Pencabutan sanksi terhadap TPA Banjarmasin belum dapat dilakukan dalam waktu dekat. Hal ini disebabkan oleh pekerjaan rumah besar yang harus diselesaikan, khususnya terkait sistem drainase yang membutuhkan anggaran besar.
Perbaikan drainase di TPA Banjarmasin tidak dapat diselesaikan dalam satu tahun anggaran. Rencananya, perbaikan akan dilakukan secara bertahap mulai tahun 2026 hingga 2027, menunjukkan kompleksitas dan skala masalah yang ada.
Pengelolaan Sampah dan Komitmen Anggaran Daerah
Secara kewenangan, pengelolaan sampah berada di tangan pemerintah kabupaten/kota. Sementara itu, pemerintah provinsi memiliki peran dalam pengelolaan TPA Regional Banjarbakula yang melayani lima kabupaten/kota di Kalsel.
Hardini juga menyoroti tantangan dalam implementasi Undang-Undang Nomor 18 Tahun 2008 tentang Pengelolaan Sampah. Tantangan utama meliputi keterbatasan anggaran serta lemahnya monitoring dan evaluasi di daerah.
Rata-rata alokasi anggaran pengelolaan sampah di kabupaten/kota masih terbatas, baik di DLH maupun sektor pendukung seperti Dinas Pekerjaan Umum (PU). Diharapkan, adanya sanksi dari KLH dapat mendorong daerah untuk meningkatkan komitmen anggaran dan kapasitas sumber daya manusia.

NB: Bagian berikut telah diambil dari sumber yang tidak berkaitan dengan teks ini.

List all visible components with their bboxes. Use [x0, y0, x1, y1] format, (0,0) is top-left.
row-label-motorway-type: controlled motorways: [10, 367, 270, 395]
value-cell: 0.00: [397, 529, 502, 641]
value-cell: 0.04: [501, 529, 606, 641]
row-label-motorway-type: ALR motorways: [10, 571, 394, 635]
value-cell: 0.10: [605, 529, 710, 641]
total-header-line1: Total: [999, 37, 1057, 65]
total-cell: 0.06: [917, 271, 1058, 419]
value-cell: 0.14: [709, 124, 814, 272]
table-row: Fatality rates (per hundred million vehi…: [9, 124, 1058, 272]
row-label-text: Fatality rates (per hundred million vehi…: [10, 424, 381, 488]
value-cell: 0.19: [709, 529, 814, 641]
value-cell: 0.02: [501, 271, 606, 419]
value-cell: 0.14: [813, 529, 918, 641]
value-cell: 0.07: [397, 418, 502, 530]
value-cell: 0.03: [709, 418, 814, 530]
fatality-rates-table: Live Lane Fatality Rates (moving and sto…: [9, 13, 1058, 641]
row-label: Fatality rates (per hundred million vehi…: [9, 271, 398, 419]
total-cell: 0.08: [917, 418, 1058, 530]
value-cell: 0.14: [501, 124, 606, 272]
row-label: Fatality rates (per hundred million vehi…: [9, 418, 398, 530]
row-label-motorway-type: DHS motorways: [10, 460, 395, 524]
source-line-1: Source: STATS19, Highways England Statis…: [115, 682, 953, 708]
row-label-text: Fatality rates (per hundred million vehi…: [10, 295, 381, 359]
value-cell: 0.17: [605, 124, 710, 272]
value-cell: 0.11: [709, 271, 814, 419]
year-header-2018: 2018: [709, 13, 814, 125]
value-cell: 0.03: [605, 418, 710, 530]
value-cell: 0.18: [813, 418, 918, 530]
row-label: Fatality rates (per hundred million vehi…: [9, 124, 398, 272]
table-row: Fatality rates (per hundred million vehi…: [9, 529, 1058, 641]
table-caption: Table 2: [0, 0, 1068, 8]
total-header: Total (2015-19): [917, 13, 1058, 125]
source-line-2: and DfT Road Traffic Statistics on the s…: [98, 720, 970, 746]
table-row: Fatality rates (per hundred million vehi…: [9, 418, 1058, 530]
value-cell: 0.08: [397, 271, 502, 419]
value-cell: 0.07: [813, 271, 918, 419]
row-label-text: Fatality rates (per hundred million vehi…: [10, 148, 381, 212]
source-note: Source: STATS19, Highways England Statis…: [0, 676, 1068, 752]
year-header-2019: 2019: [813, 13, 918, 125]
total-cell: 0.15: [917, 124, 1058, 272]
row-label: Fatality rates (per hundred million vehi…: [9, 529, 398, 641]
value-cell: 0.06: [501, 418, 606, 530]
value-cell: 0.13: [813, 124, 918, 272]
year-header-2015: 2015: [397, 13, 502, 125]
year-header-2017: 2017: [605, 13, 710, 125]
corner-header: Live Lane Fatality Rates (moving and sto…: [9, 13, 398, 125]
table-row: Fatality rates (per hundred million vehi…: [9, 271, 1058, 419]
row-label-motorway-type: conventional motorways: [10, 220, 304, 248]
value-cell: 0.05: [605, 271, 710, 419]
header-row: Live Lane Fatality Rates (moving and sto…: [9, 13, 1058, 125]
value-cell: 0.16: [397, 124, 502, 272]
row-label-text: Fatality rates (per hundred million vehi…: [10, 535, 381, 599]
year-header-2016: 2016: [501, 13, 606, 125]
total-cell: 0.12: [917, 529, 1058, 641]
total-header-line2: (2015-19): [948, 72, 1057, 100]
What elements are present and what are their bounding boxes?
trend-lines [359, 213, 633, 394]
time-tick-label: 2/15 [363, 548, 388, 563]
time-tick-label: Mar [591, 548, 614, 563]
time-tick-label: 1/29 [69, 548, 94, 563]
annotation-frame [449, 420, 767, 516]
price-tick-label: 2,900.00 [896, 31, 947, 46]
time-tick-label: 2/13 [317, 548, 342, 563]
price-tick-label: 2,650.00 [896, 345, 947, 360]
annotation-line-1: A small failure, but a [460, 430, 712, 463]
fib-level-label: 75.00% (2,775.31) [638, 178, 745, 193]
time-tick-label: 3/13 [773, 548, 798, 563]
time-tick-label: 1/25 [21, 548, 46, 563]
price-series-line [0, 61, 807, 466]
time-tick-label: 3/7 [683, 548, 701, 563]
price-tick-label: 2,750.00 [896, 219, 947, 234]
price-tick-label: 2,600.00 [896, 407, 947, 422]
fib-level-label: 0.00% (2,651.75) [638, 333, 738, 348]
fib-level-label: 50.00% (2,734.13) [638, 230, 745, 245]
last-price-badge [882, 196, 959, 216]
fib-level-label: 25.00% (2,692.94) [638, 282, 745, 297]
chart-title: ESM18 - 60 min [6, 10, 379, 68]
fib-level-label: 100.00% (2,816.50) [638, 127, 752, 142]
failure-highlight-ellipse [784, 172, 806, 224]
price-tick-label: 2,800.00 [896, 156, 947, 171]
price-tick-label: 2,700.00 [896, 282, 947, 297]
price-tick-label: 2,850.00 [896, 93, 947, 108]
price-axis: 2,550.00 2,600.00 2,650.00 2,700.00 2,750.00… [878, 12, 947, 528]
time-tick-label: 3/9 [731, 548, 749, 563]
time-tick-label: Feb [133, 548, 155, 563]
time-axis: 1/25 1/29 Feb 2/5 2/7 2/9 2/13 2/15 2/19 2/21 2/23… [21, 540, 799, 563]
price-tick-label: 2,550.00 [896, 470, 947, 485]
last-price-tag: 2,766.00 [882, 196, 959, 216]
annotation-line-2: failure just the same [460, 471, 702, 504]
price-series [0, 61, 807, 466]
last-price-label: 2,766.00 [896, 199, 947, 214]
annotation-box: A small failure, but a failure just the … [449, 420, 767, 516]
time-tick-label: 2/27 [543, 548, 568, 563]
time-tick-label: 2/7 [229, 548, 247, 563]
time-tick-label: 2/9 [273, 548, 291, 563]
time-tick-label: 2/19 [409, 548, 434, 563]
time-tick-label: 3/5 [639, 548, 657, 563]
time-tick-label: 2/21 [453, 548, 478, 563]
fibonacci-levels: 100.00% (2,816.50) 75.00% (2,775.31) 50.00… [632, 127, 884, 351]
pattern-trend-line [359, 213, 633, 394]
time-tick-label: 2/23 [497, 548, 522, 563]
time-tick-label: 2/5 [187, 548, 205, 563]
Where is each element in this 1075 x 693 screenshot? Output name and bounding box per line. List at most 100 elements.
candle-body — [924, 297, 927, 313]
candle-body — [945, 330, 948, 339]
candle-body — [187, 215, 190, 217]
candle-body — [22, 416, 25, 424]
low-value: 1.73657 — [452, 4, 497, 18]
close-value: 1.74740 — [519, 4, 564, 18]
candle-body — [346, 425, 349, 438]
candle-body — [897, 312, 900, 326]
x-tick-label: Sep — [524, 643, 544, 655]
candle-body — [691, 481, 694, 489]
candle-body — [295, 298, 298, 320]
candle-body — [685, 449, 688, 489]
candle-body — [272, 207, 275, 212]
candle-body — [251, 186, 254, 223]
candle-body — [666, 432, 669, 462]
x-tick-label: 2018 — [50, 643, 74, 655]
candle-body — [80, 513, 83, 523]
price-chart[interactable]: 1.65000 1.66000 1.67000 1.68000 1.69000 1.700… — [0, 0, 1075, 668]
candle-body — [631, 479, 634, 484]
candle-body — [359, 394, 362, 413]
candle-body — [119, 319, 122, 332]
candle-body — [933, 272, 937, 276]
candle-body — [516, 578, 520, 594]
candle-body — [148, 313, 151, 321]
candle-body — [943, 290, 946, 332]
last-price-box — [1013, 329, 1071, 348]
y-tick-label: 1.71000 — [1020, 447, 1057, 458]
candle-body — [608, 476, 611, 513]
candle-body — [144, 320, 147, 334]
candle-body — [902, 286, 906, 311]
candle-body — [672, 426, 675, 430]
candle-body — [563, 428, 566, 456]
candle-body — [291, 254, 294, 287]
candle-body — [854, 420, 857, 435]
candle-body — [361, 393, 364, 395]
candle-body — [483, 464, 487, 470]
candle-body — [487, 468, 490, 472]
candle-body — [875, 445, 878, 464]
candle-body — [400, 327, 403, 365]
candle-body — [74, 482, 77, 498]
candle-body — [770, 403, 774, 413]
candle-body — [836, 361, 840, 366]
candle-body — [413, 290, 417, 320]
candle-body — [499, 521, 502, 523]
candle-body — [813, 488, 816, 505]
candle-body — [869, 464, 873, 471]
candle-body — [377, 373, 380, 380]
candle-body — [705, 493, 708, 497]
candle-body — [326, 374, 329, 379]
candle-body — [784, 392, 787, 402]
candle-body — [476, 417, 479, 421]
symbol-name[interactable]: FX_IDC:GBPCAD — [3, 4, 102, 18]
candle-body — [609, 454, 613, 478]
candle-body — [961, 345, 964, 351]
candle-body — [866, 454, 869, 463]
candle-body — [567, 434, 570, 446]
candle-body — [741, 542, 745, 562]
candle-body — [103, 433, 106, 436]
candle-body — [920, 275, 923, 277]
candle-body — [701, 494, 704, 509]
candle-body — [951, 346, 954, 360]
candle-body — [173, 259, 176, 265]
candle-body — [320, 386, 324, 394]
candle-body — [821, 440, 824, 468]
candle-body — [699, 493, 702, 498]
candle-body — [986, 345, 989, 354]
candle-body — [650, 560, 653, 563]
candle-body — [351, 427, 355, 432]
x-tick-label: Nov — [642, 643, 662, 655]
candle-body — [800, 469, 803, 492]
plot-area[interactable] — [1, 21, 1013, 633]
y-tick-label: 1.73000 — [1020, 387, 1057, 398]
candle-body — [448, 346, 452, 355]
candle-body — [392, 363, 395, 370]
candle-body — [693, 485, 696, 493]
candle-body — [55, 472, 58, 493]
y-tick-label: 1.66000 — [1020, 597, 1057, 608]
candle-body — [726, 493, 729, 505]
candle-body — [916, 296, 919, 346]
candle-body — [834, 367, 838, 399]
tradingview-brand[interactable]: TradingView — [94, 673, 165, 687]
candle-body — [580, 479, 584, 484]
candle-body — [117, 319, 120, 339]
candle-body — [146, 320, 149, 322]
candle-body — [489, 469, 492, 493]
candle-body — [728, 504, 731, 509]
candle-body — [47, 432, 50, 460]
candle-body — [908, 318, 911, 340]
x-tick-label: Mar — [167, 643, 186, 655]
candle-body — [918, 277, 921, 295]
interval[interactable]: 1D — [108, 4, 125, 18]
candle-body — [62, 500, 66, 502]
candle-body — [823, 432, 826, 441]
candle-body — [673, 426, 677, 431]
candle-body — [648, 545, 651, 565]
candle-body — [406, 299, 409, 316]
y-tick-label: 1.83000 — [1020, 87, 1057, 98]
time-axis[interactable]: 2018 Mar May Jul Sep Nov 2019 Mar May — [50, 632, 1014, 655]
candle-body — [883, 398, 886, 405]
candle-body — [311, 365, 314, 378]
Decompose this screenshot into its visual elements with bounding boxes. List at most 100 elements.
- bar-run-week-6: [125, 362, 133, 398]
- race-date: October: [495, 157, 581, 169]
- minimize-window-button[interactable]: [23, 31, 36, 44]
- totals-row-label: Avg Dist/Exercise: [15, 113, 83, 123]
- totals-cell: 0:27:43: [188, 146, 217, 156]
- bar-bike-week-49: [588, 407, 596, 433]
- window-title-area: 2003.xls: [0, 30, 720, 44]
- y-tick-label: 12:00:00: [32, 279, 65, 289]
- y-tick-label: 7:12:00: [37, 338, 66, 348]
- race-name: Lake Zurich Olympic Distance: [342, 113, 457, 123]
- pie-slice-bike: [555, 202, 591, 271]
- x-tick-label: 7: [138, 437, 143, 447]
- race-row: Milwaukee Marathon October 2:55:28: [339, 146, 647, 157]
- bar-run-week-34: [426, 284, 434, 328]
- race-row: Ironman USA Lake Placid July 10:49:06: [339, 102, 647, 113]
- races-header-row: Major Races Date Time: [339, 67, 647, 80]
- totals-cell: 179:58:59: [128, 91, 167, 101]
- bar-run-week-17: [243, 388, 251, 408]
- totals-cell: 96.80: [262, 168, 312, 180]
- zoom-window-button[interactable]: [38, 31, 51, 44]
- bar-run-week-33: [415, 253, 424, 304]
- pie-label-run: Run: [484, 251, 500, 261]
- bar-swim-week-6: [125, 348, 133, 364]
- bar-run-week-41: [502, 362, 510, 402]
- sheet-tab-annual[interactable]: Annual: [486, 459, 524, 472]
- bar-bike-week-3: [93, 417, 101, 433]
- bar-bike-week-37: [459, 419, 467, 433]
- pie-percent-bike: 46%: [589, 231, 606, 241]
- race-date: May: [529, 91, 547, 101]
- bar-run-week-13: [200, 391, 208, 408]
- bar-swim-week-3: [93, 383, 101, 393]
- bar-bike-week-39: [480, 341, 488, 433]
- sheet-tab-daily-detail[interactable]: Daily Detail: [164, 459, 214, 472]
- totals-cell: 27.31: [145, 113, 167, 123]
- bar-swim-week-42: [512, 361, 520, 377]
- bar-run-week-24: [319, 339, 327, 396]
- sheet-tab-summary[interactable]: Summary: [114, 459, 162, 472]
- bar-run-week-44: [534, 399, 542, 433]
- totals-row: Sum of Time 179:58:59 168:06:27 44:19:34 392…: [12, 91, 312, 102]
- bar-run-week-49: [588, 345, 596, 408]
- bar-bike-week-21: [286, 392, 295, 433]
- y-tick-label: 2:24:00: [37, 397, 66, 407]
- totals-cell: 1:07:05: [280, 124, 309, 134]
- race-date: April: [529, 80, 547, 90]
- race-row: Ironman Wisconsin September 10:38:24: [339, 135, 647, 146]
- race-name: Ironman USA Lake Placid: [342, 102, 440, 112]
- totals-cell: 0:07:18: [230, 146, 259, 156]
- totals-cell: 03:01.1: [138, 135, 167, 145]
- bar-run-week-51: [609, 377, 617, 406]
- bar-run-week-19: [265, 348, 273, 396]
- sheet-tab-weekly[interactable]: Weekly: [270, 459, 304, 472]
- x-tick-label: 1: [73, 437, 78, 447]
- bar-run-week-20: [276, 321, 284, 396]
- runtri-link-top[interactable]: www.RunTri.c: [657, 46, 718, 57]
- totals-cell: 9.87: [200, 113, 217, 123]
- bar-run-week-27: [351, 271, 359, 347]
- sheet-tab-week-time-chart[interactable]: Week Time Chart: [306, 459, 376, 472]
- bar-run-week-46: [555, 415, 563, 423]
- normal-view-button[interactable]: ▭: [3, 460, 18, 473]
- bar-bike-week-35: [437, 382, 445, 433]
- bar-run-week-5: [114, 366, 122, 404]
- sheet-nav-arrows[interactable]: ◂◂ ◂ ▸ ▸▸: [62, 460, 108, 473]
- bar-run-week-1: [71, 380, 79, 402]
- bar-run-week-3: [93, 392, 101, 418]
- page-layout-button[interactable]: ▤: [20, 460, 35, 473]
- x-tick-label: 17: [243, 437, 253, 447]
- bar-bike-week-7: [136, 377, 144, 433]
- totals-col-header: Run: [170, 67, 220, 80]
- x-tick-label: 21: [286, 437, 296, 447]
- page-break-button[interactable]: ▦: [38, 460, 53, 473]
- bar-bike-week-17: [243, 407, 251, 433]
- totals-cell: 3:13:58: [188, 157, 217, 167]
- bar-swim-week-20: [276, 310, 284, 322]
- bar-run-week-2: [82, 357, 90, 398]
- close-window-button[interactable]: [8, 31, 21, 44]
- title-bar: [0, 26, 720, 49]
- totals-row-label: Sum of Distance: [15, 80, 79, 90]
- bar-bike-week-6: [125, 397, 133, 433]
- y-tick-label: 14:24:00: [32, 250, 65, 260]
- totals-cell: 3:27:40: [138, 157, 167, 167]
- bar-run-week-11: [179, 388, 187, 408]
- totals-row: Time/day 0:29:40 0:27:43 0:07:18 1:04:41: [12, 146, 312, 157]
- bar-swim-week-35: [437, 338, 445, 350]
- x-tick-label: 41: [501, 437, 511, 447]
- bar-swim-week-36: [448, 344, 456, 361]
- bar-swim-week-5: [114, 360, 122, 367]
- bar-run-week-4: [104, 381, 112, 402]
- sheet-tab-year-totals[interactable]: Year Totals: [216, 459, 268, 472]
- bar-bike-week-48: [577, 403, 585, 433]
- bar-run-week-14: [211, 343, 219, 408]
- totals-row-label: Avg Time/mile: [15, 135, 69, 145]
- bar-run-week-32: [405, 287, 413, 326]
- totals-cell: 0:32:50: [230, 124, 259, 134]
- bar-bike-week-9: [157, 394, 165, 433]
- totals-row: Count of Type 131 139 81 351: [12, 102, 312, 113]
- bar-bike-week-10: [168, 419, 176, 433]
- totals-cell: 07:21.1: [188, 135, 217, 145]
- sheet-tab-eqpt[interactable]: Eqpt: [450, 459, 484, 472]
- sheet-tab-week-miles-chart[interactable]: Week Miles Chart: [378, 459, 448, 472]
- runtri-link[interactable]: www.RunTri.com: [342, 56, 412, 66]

Meskipun TPA Banjarmasin masih menghadapi sanksi, Hardini menilai pemerintah kota setempat telah memiliki konsep pengurangan sampah yang cukup baik. Salah satunya adalah melalui pembentukan rumah pilah di tingkat kelurahan.
Sekitar 52 rumah pilah telah disiapkan lengkap dengan petugas dan pengawas. Jika dimonitor secara konsisten, inisiatif ini berpotensi mengurangi sampah dari sumbernya, sekaligus menekan beban TPA Regional Banjarbakula dan biaya pengangkutan.